Personal information
- Date of birth: 12 October 2002 (age 23)
- Place of birth: Kindia, Guinea
- Height: 1.72 m (5 ft 8 in)
- Position: Midfielder

Team information
- Current team: Dinamo Samarqand
- Number: 16

Senior career*
- Years: Team / Apps / (Gls)
- 2022: Djurgården / 8 / (0)
- 2023–2024: Botev Plovdiv / 5 / (0)
- 2024–2026: Aktobe / 38 / (2)
- 2026–: Dinamo Samarqand / 5 / (0)

= Amadou Doumbouya =

Guinean footballer

Amadou Doumbouya (born 12 October 2002) is a Guinean professional professional footballer who plays for Uzbekistani club Dinamo Samarqand as a midfielder.

==Career==
Doumbouya signed a five-year contract with Djurgården in March 2022. He made his Allsvenskan debut for Djurgården in a 4–0 victory home against Varbergs BoIS.

Doumbouya played in the 2022–23 UEFA Europa Conference League when he was substituted for Haris Radetinac in the second game against Romanian side Sepsi OSK Sfântu Gheorghe on 11 August 2022. He scored the 1–1 equalizer in the second group stage game of the Conference League home against Molde FK on 15 September.

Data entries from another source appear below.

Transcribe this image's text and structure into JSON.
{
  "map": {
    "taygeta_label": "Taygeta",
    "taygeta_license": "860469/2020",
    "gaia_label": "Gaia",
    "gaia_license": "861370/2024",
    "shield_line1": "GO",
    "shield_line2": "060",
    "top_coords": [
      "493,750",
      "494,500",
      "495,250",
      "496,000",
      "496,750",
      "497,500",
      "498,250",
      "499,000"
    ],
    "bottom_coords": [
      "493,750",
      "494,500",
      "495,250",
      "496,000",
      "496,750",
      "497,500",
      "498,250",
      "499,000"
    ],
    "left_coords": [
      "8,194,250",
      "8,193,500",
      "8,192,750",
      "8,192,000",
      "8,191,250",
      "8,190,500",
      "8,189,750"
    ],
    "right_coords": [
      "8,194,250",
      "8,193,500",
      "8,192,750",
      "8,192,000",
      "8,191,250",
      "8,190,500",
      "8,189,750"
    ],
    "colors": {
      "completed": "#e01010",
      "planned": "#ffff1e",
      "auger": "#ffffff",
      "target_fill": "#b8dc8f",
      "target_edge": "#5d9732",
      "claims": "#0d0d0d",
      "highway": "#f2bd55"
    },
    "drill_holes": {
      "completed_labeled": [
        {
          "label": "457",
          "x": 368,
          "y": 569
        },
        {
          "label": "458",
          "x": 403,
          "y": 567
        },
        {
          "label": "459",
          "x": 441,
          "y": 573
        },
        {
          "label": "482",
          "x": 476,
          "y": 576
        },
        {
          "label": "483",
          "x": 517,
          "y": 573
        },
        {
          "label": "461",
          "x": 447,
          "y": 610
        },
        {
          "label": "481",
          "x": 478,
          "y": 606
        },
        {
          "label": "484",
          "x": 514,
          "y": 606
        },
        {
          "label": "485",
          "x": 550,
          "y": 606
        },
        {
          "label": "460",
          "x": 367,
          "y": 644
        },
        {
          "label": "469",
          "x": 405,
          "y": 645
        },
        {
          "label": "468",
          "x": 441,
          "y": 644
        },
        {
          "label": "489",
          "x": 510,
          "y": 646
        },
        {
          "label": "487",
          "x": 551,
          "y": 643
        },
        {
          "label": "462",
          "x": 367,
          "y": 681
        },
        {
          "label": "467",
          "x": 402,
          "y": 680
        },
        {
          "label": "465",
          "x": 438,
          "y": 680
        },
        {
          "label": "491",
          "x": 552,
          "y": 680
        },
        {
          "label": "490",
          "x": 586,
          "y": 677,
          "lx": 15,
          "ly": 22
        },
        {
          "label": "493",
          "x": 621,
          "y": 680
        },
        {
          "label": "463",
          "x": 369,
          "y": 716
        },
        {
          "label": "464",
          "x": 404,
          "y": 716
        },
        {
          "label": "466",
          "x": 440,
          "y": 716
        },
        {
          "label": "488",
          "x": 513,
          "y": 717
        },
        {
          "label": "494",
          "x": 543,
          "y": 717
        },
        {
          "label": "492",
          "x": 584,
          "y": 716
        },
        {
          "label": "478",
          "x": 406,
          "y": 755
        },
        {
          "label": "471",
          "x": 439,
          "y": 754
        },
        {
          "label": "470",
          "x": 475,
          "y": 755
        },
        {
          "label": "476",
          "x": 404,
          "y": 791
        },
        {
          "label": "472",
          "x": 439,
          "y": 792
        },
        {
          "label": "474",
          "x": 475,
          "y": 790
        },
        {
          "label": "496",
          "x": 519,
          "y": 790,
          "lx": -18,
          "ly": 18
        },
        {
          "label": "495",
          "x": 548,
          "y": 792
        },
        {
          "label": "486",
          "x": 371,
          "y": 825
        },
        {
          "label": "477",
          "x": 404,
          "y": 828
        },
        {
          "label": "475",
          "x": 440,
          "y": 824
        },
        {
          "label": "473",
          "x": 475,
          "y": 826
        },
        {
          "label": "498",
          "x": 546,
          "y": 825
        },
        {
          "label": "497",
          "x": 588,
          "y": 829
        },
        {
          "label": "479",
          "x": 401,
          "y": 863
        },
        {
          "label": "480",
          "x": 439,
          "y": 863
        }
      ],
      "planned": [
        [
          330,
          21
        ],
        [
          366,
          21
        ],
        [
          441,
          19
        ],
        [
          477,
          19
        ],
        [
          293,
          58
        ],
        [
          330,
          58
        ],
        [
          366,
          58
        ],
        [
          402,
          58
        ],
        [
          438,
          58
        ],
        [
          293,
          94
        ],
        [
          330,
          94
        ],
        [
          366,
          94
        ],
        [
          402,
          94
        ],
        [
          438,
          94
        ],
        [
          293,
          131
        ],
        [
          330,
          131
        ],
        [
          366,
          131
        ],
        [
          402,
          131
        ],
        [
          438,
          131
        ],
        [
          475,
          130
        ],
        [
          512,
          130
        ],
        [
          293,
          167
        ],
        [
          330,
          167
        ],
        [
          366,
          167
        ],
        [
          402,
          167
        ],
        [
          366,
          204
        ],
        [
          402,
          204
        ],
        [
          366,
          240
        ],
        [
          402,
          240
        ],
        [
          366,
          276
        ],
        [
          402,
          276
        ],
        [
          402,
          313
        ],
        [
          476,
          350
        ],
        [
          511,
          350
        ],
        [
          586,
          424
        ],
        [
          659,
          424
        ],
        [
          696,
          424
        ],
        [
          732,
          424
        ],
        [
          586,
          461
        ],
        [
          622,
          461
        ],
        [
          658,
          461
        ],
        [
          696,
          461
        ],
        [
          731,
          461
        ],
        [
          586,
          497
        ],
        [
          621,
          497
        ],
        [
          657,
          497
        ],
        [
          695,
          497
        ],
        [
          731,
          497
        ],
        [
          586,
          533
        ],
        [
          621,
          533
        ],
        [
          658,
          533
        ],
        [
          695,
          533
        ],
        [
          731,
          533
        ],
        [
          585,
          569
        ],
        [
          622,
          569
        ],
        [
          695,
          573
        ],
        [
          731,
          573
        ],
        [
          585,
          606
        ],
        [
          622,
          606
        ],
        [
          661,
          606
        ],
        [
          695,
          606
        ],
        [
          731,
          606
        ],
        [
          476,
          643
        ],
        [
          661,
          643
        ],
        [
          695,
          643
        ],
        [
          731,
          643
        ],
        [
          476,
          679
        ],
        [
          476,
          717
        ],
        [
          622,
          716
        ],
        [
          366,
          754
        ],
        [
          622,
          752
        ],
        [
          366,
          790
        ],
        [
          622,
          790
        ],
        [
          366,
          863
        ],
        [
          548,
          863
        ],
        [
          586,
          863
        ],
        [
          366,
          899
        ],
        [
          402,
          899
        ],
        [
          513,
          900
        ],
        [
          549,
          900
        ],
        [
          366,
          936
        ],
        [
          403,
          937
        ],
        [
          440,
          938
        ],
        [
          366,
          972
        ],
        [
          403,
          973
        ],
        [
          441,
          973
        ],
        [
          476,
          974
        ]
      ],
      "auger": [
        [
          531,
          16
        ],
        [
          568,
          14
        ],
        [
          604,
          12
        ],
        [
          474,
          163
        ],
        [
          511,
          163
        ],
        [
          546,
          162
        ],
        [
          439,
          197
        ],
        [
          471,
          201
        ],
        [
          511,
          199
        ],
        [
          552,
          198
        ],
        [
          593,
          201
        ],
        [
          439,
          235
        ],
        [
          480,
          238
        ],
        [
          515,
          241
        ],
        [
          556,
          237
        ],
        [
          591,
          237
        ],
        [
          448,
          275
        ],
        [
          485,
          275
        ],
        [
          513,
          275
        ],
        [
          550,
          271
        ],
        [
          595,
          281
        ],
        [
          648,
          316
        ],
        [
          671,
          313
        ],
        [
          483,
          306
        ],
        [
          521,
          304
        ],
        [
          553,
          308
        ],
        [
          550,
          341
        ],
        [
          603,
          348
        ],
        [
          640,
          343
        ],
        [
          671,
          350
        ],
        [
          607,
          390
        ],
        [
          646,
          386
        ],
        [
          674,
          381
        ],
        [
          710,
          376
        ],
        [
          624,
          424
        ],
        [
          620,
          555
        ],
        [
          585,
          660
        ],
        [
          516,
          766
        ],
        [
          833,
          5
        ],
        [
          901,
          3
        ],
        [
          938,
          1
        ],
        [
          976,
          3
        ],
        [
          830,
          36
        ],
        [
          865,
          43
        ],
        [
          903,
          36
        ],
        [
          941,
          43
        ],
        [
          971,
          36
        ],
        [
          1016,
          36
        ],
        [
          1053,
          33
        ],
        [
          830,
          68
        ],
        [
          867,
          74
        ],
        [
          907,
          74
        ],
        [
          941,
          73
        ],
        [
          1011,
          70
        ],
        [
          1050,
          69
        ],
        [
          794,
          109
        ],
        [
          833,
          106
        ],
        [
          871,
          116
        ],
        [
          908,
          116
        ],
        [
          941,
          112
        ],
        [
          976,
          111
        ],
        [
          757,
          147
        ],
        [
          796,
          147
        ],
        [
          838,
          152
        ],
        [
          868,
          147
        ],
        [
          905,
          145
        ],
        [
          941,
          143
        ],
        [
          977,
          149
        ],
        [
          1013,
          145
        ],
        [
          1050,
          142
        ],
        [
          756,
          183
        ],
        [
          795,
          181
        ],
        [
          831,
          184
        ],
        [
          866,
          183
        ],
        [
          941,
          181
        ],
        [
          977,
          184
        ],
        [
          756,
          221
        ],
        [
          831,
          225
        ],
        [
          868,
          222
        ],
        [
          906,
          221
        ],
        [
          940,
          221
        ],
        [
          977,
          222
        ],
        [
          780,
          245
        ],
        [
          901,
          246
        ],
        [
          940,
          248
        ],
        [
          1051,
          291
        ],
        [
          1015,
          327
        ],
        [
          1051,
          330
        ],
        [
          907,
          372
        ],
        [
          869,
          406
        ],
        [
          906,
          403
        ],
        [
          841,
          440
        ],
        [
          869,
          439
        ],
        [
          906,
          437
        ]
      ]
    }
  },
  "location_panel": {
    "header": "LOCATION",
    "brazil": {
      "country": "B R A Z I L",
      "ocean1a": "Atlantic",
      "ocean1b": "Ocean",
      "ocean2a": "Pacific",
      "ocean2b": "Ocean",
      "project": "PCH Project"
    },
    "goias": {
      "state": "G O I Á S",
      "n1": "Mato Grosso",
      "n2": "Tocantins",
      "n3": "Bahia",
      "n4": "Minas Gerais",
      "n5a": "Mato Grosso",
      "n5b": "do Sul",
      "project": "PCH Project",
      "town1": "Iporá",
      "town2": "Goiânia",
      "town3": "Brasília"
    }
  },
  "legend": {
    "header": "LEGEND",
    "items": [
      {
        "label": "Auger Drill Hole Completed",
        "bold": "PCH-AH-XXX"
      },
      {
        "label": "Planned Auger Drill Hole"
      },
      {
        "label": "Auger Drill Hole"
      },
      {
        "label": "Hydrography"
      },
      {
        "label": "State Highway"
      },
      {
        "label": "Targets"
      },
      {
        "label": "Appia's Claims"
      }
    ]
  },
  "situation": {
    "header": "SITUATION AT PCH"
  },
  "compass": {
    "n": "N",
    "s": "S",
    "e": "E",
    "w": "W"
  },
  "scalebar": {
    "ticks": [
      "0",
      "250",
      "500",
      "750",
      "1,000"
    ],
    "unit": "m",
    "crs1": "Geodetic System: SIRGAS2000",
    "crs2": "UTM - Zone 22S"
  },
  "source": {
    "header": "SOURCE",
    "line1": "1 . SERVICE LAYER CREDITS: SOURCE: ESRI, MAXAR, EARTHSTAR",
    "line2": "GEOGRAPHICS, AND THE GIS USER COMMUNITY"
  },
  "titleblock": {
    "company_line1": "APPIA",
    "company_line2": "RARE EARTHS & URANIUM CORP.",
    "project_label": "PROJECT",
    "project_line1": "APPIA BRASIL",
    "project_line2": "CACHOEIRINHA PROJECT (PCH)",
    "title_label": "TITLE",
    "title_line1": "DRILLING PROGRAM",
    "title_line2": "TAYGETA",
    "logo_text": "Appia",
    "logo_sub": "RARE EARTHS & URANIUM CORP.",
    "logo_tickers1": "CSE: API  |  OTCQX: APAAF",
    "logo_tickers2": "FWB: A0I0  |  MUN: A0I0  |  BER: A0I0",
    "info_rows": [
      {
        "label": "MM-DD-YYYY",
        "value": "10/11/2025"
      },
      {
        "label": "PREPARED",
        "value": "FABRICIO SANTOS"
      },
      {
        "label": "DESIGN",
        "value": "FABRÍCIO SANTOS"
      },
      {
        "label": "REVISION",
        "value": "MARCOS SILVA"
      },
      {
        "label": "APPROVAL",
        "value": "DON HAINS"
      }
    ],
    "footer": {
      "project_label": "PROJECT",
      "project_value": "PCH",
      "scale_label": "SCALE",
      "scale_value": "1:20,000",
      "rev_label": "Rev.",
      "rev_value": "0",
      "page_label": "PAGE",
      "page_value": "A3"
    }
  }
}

In November 2022, Doumbouya was convicted for petty drug possession and not convicted for rape allegations and photographic activity constituting invasion of privacy allegations for an incident in October the same year. Doumbouya's contract with Djurgården was terminated in January 2023.

Doumbouya relocated to the Bulgarian First League after his spell in Sweden came to an abrupt end. He signed contract with Bulgarian team Botev Plovdiv.

On 26 February 2024, Kazakhstan Premier League club Aktobe announced the singing of Doumbouya from Botev Plovdiv. On 29 January 2026, Aktobe announced the termination of Doumbouya's contract by mutual agreement.